3. Modifier 52 (Reduced Services): Used when a service or procedure is partially reduced or eliminated at the physician's discretion. This might apply if the full scope of the procedure was not necessary.

4. Modifier 53 (Discontinued Procedure): Used when a procedure is started but discontinued due to extenuating circumstances or those that threaten the well-being of the patient.

5. Modifier 59 (Distinct Procedural Service): Used to indicate that a procedure or service was distinct or independent from other services performed on the same day. This is often used to bypass National Correct Coding Initiative (NCCI) edits.

6. Modifier 76 (Repeat Procedure by Same Physician): Used when a procedure or service is repeated by the same physician subsequent to the original procedure.
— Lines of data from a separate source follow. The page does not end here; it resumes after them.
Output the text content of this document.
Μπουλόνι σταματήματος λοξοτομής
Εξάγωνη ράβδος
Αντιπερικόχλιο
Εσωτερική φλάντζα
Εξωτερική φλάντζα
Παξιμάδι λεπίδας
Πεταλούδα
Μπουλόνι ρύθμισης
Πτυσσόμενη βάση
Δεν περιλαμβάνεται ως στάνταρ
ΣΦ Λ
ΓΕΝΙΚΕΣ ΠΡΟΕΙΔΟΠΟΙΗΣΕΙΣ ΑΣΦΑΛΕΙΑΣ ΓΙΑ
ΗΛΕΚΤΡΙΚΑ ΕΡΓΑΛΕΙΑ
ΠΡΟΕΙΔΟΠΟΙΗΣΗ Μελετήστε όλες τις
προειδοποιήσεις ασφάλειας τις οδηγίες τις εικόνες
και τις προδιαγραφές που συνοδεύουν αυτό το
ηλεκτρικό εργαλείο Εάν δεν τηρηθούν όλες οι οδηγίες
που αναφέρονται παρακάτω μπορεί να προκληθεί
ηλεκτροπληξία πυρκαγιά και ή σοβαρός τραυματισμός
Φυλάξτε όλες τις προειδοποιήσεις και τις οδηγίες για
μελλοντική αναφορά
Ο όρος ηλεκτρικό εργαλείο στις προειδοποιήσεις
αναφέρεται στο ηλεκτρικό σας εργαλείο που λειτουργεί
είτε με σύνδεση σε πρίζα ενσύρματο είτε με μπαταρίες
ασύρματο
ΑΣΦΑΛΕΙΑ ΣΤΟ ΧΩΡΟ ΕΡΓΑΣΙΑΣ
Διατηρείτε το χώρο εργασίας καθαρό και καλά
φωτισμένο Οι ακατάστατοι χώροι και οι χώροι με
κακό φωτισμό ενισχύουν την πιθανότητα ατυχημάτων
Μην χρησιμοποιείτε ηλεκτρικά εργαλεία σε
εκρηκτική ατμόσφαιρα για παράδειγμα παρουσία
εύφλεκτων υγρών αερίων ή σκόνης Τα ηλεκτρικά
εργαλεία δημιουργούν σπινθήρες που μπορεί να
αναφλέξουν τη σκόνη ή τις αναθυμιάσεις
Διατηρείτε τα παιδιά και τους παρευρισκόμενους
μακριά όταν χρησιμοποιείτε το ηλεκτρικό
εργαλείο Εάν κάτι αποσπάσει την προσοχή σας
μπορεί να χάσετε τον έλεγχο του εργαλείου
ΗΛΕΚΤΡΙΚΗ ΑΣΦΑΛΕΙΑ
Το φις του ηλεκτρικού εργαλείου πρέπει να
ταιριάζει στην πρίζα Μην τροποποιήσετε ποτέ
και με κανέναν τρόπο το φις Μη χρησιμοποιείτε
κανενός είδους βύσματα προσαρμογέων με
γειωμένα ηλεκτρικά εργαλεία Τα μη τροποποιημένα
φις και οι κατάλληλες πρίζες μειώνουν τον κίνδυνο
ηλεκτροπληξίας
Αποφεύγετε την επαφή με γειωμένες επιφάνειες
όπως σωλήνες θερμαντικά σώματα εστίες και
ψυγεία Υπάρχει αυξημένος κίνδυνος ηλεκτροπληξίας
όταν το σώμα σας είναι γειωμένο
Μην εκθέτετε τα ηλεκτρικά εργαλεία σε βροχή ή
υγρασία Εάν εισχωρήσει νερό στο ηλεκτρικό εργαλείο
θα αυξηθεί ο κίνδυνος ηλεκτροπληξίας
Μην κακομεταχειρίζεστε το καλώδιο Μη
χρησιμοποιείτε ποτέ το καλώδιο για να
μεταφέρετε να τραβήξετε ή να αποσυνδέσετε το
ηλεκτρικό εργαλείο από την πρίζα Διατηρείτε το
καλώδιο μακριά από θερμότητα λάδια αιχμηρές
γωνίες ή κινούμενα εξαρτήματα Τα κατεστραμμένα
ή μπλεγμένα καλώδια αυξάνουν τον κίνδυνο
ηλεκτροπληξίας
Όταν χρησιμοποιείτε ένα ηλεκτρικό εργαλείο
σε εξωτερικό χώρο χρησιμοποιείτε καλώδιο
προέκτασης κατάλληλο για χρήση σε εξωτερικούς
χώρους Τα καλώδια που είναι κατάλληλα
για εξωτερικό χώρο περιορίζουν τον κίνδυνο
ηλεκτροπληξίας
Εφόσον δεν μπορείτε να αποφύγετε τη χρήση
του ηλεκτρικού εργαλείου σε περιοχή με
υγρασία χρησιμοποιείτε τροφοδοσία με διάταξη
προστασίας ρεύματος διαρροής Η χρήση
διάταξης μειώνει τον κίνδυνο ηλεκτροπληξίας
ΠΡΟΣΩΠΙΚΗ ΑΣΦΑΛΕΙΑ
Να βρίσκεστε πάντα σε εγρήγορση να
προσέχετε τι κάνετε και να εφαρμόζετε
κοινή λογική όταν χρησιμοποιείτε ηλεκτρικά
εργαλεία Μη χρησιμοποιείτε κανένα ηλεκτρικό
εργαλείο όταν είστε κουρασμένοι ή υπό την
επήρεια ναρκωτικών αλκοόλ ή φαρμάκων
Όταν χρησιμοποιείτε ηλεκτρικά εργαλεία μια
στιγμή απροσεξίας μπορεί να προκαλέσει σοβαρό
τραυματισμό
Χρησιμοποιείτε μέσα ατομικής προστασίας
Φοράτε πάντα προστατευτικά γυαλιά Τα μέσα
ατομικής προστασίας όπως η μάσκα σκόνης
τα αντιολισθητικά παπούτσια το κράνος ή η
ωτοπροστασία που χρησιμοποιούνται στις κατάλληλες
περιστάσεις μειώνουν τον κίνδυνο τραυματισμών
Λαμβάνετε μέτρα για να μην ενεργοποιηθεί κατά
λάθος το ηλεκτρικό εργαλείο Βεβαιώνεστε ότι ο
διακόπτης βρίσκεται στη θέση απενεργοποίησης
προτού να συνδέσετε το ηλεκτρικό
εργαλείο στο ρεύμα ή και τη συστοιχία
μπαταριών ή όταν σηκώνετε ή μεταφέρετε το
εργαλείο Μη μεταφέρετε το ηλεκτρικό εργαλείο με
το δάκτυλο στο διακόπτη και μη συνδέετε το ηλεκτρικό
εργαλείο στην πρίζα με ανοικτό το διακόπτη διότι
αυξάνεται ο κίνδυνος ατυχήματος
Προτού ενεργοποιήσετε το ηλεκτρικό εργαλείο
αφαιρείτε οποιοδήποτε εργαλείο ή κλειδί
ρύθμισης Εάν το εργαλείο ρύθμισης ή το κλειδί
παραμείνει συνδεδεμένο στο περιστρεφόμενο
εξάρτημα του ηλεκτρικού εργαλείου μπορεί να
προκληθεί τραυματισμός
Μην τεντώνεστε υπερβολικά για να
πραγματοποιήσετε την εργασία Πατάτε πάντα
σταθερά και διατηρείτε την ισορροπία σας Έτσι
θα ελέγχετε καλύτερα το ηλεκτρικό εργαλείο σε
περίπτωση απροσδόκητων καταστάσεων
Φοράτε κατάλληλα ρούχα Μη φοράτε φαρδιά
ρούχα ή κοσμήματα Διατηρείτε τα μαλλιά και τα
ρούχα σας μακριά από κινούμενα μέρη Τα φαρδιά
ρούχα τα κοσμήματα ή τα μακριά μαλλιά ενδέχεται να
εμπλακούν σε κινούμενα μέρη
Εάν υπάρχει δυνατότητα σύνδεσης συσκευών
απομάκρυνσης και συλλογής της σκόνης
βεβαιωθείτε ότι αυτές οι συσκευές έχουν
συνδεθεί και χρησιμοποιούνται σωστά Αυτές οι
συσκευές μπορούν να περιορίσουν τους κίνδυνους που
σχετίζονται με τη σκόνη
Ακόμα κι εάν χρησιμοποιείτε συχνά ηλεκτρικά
7. Modifier 77 (Repeat Procedure by Another Physician): Used when a procedure or service is repeated by another physician subsequent to the original procedure.

8. Modifier 78 (Unplanned Return to the Operating/Procedure Room by the Same Physician Following Initial Procedure for a Related Procedure During the Postoperative Period): Used when a related procedure is performed during the postoperative period of the initial procedure.

9. Modifier 79 (Unrelated Procedure or Service by the Same Physician During the Postoperative Period): Used when an unrelated procedure is performed by the same physician during the postoperative period of the initial procedure.

10. Modifier 80 (Assistant Surgeon): Used when an assistant surgeon is required for the procedure.

11. Modifier 81 (Minimum Assistant Surgeon): Used when a minimum assistant surgeon is required for the procedure.

12. Modifier 82 (Assistant Surgeon (when qualified resident surgeon not available)): Used when an assistant surgeon is required because a qualified resident surgeon is not available.

13. Modifier AS (Physician Assistant, Nurse Practitioner, or Clinical Nurse Specialist services for assistant at surgery): Used when these non-physician practitioners assist in the surgery.

Each of these modifiers serves a specific purpose and should be used appropriately to ensure accurate billing and reimbursement.

CPT Code 43212 Medicare Reimbursement

The CPT code 43212 is reimbursed by Medicare, but the reimbursement is subject to specific guidelines and conditions outlined in the Medicare Physician Fee Schedule (MPFS). To determine the exact reimbursement rate and any additional requirements, healthcare providers should consult the MPFS.

Additionally, it is important to verify with the respective Medicare Administrative Contractor (MAC) for any local coverage determinations or specific documentation requirements that may apply to the CPT code 43212.